Hermione laissa ses larmes couler librement, tremblant de tout son corps. Jasper hésita un instant, puis la prit dans ses bras. Il sentit la jeune femme se figer et se tendre contre lui avant de se détendre. Doucement, il passa sa main libre dans les cheveux de sa compagne, la laissant pleurer sa douleur.
Bien que cela fût douloureux pour le vampire de voir sa compagne dans cet état, Jasper savait que cela était primordial pour que la jeune femme commence sa guérison. Doucement, il la berça et prit la parole alors que la tête de la jeune femme reposait sous son cou.
— Tu n'es pas un monstre. D'après tout ce que j'ai entendu, je sais que tu es une soldate formidable. Bien sûr, tu as tué, mais dans chaque guerre, il y a des pertes. C'est défendre ta vie ou mourir, Hermione. Quant à avoir tué tes camarades, je ne sais pas ce qu'il s'est passé, mais je suis persuadé, au fond de moi, que tu ne les as pas tués de ta propre main et qu'ils ne t'en voudraient jamais. C'est pour cela que Harry ne te hait pas, c'est pour cela que ce petit garçon ne détestera jamais sa marraine, car tu n'es pas un monstre. Un monstre ne ressentirait pas toute cette culpabilité ni ce dégoût de soi.

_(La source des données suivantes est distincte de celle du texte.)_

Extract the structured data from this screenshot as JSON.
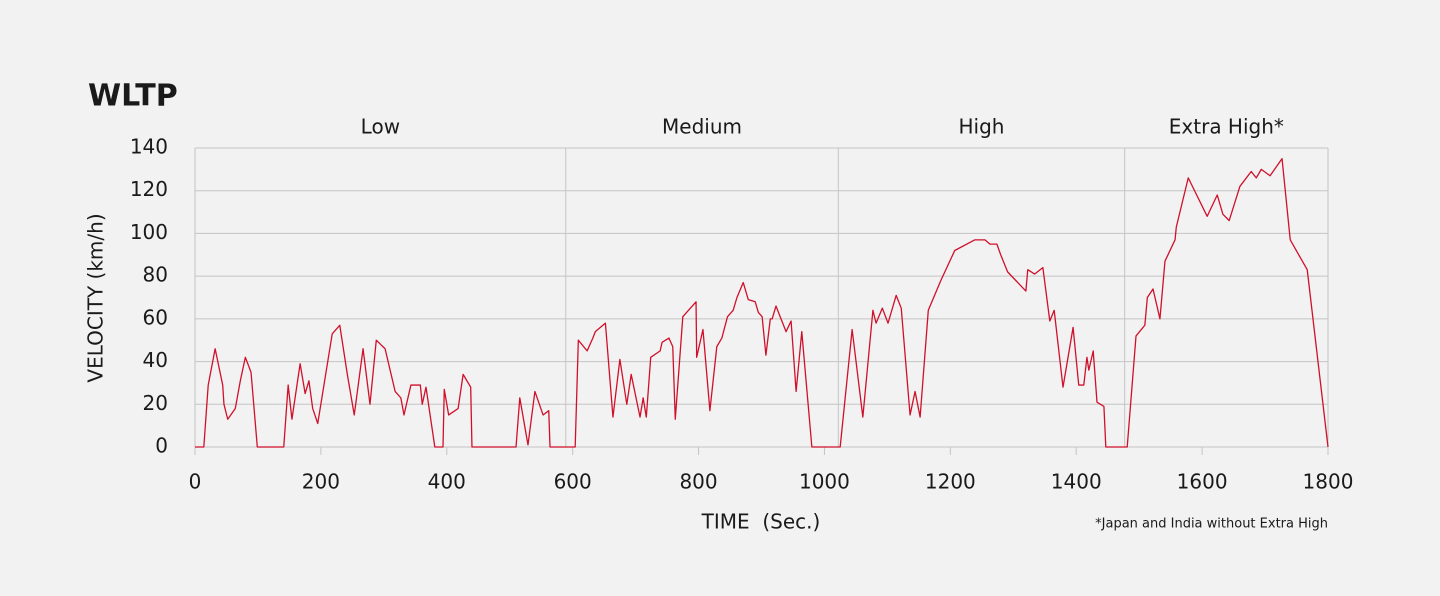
{
  "chart_data": {
    "type": "line",
    "title": "WLTP",
    "x_label": "TIME  (Sec.)",
    "y_label": "VELOCITY (km/h)",
    "annotation": "*Japan and India without Extra High",
    "phases": [
      "Low",
      "Medium",
      "High",
      "Extra High*"
    ],
    "phase_bounds": [
      589,
      1022,
      1477
    ],
    "xlim": [
      0,
      1800
    ],
    "ylim": [
      0,
      140
    ],
    "xticks": [
      0,
      200,
      400,
      600,
      800,
      1000,
      1200,
      1400,
      1600,
      1800
    ],
    "yticks": [
      0,
      20,
      40,
      60,
      80,
      100,
      120,
      140
    ],
    "grid": true,
    "color": "#d0102b",
    "x": [
      0,
      14,
      21,
      32,
      44,
      46,
      52,
      64,
      72,
      80,
      89,
      99,
      141,
      148,
      154,
      167,
      175,
      181,
      187,
      195,
      218,
      230,
      242,
      253,
      267,
      278,
      288,
      302,
      318,
      327,
      332,
      343,
      348,
      358,
      361,
      367,
      381,
      394,
      396,
      403,
      418,
      426,
      438,
      440,
      510,
      516,
      529,
      540,
      553,
      562,
      564,
      604,
      609,
      623,
      632,
      636,
      652,
      664,
      675,
      686,
      693,
      707,
      712,
      717,
      724,
      739,
      742,
      753,
      759,
      763,
      775,
      796,
      797,
      807,
      818,
      829,
      837,
      846,
      855,
      861,
      871,
      879,
      890,
      895,
      901,
      907,
      914,
      917,
      923,
      931,
      939,
      947,
      955,
      964,
      980,
      1025,
      1044,
      1061,
      1077,
      1082,
      1092,
      1101,
      1114,
      1122,
      1136,
      1144,
      1152,
      1165,
      1185,
      1207,
      1239,
      1255,
      1263,
      1274,
      1280,
      1291,
      1320,
      1323,
      1334,
      1347,
      1358,
      1365,
      1379,
      1395,
      1404,
      1412,
      1417,
      1420,
      1427,
      1433,
      1444,
      1447,
      1481,
      1495,
      1509,
      1513,
      1522,
      1533,
      1541,
      1557,
      1559,
      1578,
      1608,
      1624,
      1633,
      1643,
      1660,
      1678,
      1686,
      1694,
      1708,
      1727,
      1740,
      1767,
      1800
    ],
    "values": [
      0,
      0,
      29,
      46,
      29,
      20,
      13,
      18,
      31,
      42,
      35,
      0,
      0,
      29,
      13,
      39,
      25,
      31,
      18,
      11,
      53,
      57,
      34,
      15,
      46,
      20,
      50,
      46,
      26,
      23,
      15,
      29,
      29,
      29,
      20,
      28,
      0,
      0,
      27,
      15,
      18,
      34,
      28,
      0,
      0,
      23,
      1,
      26,
      15,
      17,
      0,
      0,
      50,
      45,
      51,
      54,
      58,
      14,
      41,
      20,
      34,
      14,
      23,
      14,
      42,
      45,
      49,
      51,
      47,
      13,
      61,
      68,
      42,
      55,
      17,
      47,
      51,
      61,
      64,
      70,
      77,
      69,
      68,
      63,
      61,
      43,
      60,
      60,
      66,
      60,
      54,
      59,
      26,
      54,
      0,
      0,
      55,
      14,
      64,
      58,
      65,
      58,
      71,
      65,
      15,
      26,
      14,
      64,
      78,
      92,
      97,
      97,
      95,
      95,
      90,
      82,
      73,
      83,
      81,
      84,
      59,
      64,
      28,
      56,
      29,
      29,
      42,
      36,
      45,
      21,
      19,
      0,
      0,
      52,
      57,
      70,
      74,
      60,
      87,
      97,
      103,
      126,
      108,
      118,
      109,
      106,
      122,
      129,
      126,
      130,
      127,
      135,
      97,
      83,
      0
    ]
  }
}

Hermione pleura encore plus fort en serrant la chemise du vampire, enfonçant sa tête dans le torse dur de Jasper, fermant fortement les yeux alors que les larmes continuaient de couler comme l'eau qui s'échappe d'un robinet.
Jasper continua à la bercer contre lui, jetant un regard vers la porte où il aperçut Isabella, Edward, Ron et Harry qui fixaient la jeune femme dans ses bras. Jasper remarqua les deux garçons serrant les poings, ayant tous entendu ce que leur meilleure amie venait de confier. Il ressentit leur douleur, leur colère et leurs blessures les plus profondes.
Le vampire remarqua que son frère tenait sa belle-sœur dans ses bras, qui avait la main sur sa bouche, les yeux écarquillés devant le récit de sa cousine. Cependant, elle ne s'approcha pas du couple, et pour une fois, Jasper lui en était reconnaissant.
Jasper lui avait bien fait comprendre qu'elle devait le laisser entrer aussi dans la vie de la brune, que celle-ci était tout pour lui et qu'il avait besoin de l'aider et de tisser des liens avec elle. Après s'être excusée pour être intervenue dans la chambre, Bella avait bien compris et l'avait laissé aller à la recherche de la sorcière. Le vampire avait bien ressenti la honte, la douleur et la culpabilité de sa compagne et n'avait pas pu la laisser ressentir tout cela seule. Son vampire et lui le refusaient.
Surtout après que leur lien s'était mis en place, cela n'étonnait même pas Jasper que la brune n'ait même pas fait attention à cela après sa crise et sa fatigue. Cependant, Jasper savait une chose : bientôt, il lui ferait comprendre et bientôt, sa compagne se relèverait tel le phénix qu'elle était.